Here is an excellent paper from Richard Henley et al that provides support for the argument that potassic alteration is largely isochemcial and and not an introduced component. Henley has elequently defined the porphyry copper environment as that of a dynamic, internally and externally stressed, gas phase reactor where repetitive fracturing generates high permeability flow paths for expansion of the magmatic gas phase from source to surface.
SUMMARY of the Abstract
- Potassium silicate alteration is a hallmark of porphyry copper deposits, which provide two thirds of the world’s annual copper demand
- These deposits form in the cores of calc-alkaline to alkaline volcanic systems from the flux of magmatic gas that transports copper and other metals from source to surface
- The Grasberg Cu-Au deposit is a giant deposit that formed within a maar-diatreme complex following a resurgence in magmatism
- The defined resources of this deposit occur from a few hundred meters depth to 1.7 km below the paleosurface, which is partially preserved as a section of maar tuffs
- Potassium silicate alteration is commonly interpreted as the result of the addition of potassium to the host rocks via interaction with a potassium-rich brine of magmatic origin
- Data show that alteration at the deposit scale is isochemical with respect to major rock-forming components and that only sulfur and economic metals are added by flux of reactive magmatic gas
- Silicate solubilities are low, so only a minor fraction of alkalis in the host rock are extracted by alteration reactions and discharged at the paleosurface
- Reaction of magmatic gas phase with plagioclase results in the coupled deposition of anhydrite and disproportionation of SO2 to release H2S
- In-situ release of H2S immediately scavenges Cu and other chalcophile metals from the continuing magmatic gas flux to form the Cu-Fe-sulphides that make up the economic reserve
- Sequestration of Ca into anhydrite and deposition of silica into early quartz veins increases concentration of K2O, Na2O, MgO, etc. in remaining silicate assemblage in porous host rock
- This results in the development of intermingled potassium-enriched silicate and sulphur-rich sub-assemblages that constitute the mineralized phyllic
- Understanding of the alteration processes provides insights into gas-solid reactions processes inside active magmatic arc volcanoes but the magnitude of copper mineralisation is dependent on the original metal content of the source of the magmatic gas phase.
Introduction
Approximately two thirds of the world’s annual copper production is sourced from ‘porphyry copper’ deposits, which are hydrothermal ore deposits that developed in the cores of volcanic systems in magmatic arcs throughout the Phanerozoic. The defining geochemical characteristic of these deposits is the presence of economic grades of sulphide mineralisation (averaging > ~ 0.5wt% copper), along with potassium silicate rock alteration. This alteration is usually divided into ‘potassic’ assemblages (dominated by potassium feldspar and micas) and ‘phyllic’ assemblages (characterised by ‘white’ mica and quartz).

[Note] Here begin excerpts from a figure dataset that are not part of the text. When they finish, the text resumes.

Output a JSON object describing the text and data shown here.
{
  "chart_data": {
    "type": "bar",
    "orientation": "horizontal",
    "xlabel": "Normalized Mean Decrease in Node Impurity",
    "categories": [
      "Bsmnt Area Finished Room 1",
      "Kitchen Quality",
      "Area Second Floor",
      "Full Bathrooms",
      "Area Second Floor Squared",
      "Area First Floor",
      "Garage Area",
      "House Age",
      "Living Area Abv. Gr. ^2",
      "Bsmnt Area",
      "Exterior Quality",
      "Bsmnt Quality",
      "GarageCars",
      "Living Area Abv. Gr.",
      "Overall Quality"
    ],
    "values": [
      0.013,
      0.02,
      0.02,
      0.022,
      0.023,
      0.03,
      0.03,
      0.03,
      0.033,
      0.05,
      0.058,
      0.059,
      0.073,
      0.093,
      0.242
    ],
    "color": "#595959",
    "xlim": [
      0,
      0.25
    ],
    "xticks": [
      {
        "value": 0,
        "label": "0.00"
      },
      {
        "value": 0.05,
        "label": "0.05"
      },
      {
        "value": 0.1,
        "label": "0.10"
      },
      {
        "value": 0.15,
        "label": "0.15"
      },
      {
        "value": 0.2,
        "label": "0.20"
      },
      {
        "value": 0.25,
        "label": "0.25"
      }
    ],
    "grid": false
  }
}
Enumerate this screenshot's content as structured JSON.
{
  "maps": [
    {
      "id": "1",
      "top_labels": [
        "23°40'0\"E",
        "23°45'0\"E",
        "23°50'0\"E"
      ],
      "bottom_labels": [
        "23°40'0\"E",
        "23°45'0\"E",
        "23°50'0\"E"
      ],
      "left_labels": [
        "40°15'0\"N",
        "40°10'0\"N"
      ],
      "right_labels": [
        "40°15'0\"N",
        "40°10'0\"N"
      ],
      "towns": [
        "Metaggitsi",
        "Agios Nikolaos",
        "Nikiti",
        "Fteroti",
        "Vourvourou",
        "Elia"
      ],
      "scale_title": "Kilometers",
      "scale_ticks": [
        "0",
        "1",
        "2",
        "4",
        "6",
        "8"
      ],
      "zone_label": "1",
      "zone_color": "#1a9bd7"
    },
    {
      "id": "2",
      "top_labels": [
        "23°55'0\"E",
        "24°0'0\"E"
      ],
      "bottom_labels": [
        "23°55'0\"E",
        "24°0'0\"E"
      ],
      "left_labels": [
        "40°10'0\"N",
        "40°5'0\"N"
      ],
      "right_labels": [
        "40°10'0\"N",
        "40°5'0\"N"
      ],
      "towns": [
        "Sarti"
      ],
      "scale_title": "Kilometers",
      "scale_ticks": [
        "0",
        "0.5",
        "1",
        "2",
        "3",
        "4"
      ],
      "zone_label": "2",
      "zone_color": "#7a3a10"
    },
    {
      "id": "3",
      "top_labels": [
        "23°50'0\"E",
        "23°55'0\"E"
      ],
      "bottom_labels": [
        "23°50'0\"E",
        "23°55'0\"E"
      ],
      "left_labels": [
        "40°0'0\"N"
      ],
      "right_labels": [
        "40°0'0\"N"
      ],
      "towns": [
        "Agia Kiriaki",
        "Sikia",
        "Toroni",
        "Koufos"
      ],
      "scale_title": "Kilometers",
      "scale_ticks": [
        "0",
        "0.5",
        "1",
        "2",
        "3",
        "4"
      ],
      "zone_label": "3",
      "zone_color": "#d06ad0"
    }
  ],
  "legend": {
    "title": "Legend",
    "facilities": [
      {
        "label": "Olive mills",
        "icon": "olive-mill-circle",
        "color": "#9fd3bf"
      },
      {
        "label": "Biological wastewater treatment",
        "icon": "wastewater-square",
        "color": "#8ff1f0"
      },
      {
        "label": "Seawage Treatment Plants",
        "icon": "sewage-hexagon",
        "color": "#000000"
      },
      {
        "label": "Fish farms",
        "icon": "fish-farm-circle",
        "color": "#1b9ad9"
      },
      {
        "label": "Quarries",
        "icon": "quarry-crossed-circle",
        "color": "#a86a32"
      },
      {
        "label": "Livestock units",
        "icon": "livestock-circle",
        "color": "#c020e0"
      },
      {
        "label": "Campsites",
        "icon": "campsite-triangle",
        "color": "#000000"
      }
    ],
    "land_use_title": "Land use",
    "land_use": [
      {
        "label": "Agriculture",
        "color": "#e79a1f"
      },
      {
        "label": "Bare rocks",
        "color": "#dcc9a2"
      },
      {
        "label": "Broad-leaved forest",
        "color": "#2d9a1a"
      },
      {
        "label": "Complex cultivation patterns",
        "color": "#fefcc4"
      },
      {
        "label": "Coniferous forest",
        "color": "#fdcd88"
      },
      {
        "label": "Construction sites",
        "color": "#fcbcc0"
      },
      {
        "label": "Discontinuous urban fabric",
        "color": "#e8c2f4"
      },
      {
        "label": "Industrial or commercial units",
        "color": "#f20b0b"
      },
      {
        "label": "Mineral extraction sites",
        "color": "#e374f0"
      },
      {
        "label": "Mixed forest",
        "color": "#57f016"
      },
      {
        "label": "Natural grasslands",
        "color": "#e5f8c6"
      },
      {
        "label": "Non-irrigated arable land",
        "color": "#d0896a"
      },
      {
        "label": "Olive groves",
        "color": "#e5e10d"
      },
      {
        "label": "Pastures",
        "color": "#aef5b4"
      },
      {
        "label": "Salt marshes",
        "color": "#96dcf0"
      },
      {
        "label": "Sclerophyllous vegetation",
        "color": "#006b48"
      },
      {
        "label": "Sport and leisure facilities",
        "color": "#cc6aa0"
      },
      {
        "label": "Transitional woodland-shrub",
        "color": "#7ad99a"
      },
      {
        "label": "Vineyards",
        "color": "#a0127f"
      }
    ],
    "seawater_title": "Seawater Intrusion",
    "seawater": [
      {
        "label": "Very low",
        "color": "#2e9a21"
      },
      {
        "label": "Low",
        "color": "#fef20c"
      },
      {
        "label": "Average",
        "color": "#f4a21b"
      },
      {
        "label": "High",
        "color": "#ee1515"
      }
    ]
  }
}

It has long been assumed that the potassium silicate alteration is the result of infiltration of saline liquid-phase brines from intrusives. However, research into the Grasberg porphyry copper-gold deposit has indicated that gas-solid reactions within the sub-volcanic environment likely played a role, with the gas phase composition of high temperature gas mixtures released by fumaroles in modern volcanoes dominating. This raises the question of how such large-scale potassium enrichment occurs without the addition of high salinity brines. To answer this, this paper analyses micro to mine scale petrographic and geochemical data using a range of techniques including high resolution tomography to measure microporosity, based on samples from the Grasberg deposit, which contains over 32 Mt. of copper.
SUMMARY of the Conclusions
- Porphyry copper-gold deposits form within magmatic vapour plumes.
- These plumes contain highly reactive SO2 and HCl, along with Cu and other metals.
- The permeability of these plumes is maintained through their evolution by time variant internal and regional deviatoric stress.
- Porphyry copper deposits are characterized by potassium silicate alteration at the scale of several km3.
- This alteration is directly associated with Cu-Fe-S mineralisation and occurs in large deposits such as the Grasberg deposit.
- Fluid inclusions in such assemblages are commonly assumed to be a potassium-enriched magmatic vapour.
- However, new data from Grasberg show alteration at the deposit scale of several km3 was essentially isochemical for major rock forming elements.
- There is no evidence for the involvement of a K-rich brine or K-enriched magmatic gas phase.
- Apparent potassium enrichment is the result of sequestration of calcium into anhydrite.
- This alteration process continually evolves intergranular porosity during mineral replacement with anhydrite and sulphides.
- This process maintains reactive gas flux in the altering host rock and sustains higher flux of magmatic gas through developing fracture veins.
- A quasi-isochemical hypothesis for potassic alteration in porphyry copper deposits is proposed.
- This alteration process occurs to various extents in evolving magmatic arc volcanoes due to sub-surface gas-solid reactions.
- Porphyry copper formation is correlated with processes inside active volcanoes.
- The relative economic potential of these volcanoes arises primarily from the relative fertility of the magmatic source regime.